Née à San Francisco, Dorothy Arzner grandit à Los Angeles, dans le quartier de Hollywood, où sa famille possède un restaurant fréquenté par des acteurs de cinéma et des réalisateurs. Sortie diplômée du lycée en 1915, elle étudie la médecine pendant deux ans à l'université de Californie du Sud, mais, déçue par ce métier, abandonne la formation et se fait recruter comme dactylographe par la société Famous Players-Lasky Corporation, la future firme Paramount Pictures.

Dorothy Arzner s'élève rapidement dans la hiérarchie : après avoir tapé des scénarios à la machine, elle passe au montage de films. En 1922, elle a ainsi déjà préparé cinquante-deux films pour Realart Studio, une filiale de la Paramount. La même année, elle fait bonne impression sur les dirigeants de la Paramount grâce à l'originalité avec laquelle elle monte Blood and Sand (Arènes sanglantes), en particulier les scènes de tauromachie jouées par Rudolph Valentino. Après avoir travaillé comme monteuse et scénariste pour le réalisateur James Cruze au milieu des années 1920, Dorothy Arzner négocie avec la Paramount afin de diriger son premier long-métrage, Fashions for Women, qui sort dans les salles en 1927. Deux ans plus tard, elle réalise le premier film parlant du studio, The Wild Party (1929, Les Endiablées). Elle crée à cette occasion le microperche, qui permet de suivre les acteurs sur la scène du tournage tout en restant hors du champ de la caméra. Cette invention donne aux acteurs une mobilité que leur interdisaient les micros fixes. Le film innove également en choisissant non pas d'évoquer une histoire d'amour classique mais de mettre l'accent sur l'amitié et la camaraderie entre femmes.

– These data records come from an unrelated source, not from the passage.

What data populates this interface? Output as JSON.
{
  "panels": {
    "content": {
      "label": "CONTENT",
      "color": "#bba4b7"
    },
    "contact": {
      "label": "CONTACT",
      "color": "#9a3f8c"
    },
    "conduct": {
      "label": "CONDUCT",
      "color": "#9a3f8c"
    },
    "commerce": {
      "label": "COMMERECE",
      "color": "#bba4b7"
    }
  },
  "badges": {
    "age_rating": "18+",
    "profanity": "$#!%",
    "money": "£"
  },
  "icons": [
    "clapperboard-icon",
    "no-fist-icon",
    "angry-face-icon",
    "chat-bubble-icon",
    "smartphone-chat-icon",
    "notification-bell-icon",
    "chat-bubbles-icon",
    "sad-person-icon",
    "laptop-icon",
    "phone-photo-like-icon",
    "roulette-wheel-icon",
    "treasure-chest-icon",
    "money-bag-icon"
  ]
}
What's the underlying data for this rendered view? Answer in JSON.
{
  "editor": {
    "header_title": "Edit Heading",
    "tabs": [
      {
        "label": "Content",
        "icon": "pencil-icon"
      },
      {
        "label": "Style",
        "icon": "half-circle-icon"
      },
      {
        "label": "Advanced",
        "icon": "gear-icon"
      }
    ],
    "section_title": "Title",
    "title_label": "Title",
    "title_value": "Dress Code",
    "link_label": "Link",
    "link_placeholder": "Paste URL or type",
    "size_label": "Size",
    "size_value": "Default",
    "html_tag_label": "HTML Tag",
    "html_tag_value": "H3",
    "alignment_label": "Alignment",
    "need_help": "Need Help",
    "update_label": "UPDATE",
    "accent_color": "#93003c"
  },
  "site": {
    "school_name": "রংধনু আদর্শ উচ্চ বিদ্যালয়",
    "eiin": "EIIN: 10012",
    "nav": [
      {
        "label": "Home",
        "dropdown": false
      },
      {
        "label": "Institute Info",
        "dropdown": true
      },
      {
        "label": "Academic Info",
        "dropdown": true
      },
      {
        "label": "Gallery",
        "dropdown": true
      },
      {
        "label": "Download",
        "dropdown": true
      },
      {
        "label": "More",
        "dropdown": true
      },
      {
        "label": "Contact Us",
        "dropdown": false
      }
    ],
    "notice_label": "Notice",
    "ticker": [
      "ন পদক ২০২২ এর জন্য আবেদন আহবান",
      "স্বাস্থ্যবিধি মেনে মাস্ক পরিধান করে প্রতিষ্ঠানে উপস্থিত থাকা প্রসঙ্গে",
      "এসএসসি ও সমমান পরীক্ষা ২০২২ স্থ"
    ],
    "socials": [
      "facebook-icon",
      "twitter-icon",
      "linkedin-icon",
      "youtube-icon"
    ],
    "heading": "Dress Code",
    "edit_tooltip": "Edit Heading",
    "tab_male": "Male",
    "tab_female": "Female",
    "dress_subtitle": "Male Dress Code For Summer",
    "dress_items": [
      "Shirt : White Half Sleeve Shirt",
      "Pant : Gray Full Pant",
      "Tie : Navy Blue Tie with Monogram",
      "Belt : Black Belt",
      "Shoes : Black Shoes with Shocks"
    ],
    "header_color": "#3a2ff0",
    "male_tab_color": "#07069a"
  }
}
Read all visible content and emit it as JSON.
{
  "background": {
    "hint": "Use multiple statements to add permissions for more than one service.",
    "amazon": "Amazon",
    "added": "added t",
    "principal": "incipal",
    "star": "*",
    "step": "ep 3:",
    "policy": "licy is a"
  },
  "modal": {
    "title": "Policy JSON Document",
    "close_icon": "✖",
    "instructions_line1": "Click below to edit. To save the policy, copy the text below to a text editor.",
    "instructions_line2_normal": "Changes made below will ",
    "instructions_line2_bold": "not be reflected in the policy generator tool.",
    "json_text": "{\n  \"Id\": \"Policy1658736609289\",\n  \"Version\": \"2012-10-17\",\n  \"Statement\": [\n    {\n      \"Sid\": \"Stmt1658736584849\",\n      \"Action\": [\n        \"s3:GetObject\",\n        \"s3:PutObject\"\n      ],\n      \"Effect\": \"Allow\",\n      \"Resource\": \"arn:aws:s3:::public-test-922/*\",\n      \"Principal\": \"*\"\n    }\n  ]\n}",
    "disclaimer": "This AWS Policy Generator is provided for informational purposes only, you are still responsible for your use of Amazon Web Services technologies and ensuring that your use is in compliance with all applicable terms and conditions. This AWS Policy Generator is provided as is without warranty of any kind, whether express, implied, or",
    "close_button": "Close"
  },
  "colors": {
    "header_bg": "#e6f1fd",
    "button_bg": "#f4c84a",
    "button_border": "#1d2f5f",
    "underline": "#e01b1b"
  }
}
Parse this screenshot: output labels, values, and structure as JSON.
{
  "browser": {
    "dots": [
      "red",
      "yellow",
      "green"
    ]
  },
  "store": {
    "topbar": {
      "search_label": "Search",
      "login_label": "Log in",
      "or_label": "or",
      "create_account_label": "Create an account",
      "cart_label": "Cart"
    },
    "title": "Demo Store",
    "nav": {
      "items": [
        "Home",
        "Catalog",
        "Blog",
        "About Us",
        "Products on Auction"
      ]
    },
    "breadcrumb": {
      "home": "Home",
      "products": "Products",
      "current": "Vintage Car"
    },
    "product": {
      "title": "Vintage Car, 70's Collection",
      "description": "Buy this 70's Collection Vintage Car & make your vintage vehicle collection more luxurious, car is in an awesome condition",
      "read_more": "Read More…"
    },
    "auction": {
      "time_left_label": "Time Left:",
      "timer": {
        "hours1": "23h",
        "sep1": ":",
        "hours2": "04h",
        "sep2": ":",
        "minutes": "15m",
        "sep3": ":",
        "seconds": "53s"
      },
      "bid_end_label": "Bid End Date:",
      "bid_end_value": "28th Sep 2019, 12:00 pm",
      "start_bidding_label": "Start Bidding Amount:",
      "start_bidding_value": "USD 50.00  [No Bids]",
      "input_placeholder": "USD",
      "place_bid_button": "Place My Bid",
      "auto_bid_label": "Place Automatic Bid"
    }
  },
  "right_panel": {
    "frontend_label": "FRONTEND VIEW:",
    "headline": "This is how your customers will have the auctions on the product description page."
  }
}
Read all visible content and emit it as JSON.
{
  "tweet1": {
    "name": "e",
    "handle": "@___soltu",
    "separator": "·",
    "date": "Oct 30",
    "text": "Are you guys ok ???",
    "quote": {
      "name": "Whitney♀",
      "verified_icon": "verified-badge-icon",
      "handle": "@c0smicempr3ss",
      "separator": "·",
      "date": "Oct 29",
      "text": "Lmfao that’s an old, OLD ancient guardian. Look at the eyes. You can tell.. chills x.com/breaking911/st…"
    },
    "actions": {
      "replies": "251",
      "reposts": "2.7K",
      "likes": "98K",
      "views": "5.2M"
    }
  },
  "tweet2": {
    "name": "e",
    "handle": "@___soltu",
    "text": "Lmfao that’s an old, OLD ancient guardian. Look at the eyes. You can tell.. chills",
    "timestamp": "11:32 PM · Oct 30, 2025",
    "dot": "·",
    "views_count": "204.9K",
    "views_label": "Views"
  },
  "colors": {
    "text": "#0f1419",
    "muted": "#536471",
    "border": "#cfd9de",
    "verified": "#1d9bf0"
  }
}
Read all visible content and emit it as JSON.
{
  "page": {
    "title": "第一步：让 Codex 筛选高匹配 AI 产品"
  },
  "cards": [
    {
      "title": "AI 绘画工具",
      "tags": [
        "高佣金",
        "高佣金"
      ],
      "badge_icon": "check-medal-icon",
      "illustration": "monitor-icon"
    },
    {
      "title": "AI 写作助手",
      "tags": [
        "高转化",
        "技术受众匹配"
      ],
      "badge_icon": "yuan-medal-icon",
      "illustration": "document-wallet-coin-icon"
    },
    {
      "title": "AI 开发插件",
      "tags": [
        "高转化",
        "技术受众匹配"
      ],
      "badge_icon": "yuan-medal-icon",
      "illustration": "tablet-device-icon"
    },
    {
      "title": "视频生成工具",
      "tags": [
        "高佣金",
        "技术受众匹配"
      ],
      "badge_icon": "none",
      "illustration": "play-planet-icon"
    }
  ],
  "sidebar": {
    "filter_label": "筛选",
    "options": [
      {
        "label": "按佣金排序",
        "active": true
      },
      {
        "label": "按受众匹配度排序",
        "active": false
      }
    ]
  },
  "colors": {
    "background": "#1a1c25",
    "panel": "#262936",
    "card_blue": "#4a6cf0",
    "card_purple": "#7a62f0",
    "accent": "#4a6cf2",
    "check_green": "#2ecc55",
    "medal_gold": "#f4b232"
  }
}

Dans les années 1930, Dorothy Arzner demeure la seule réalisatrice des studios hollywoodiens. Ses films montrent des protagonistes indépendantes, au caractère marqué, allant à l'encontre des stéréotypes. La cinéaste laissera ainsi quelques œuvres marquantes. Christopher Strong, dans lequel Katharine Hepburn incarne une aviatrice qui tombe amoureuse d'un homme marié, brosse de fait un portrait captivant d'une femme vivant en marge des conventions sociales. Dance, Girl, Dance offre quant à lui un regard sans complaisance sur le monde du burlesque, où Lucille Ball interprète une strip-teaseuse donnant la réplique à Maureen O'Hara, qui tient le rôle d'une jeune ballerine. Avec Craig's Wife (1936, L'Obsession de Mme Craig), adaptation d'une pièce populaire de George Kelly, Dorothy Arzner concentre l'attention sur la figure centrale, froide et dominatrice. Les féministes contemporaines y voient une mise en accusation de la société qui cantonne les épouses dans leur rôle domestique. Dans le dernier film de la cinéaste, First Comes Courage (1943, Duel dans la nuit), Merle Oberon tient le rôle d'une espionne norvégienne pendant l'occupation allemande.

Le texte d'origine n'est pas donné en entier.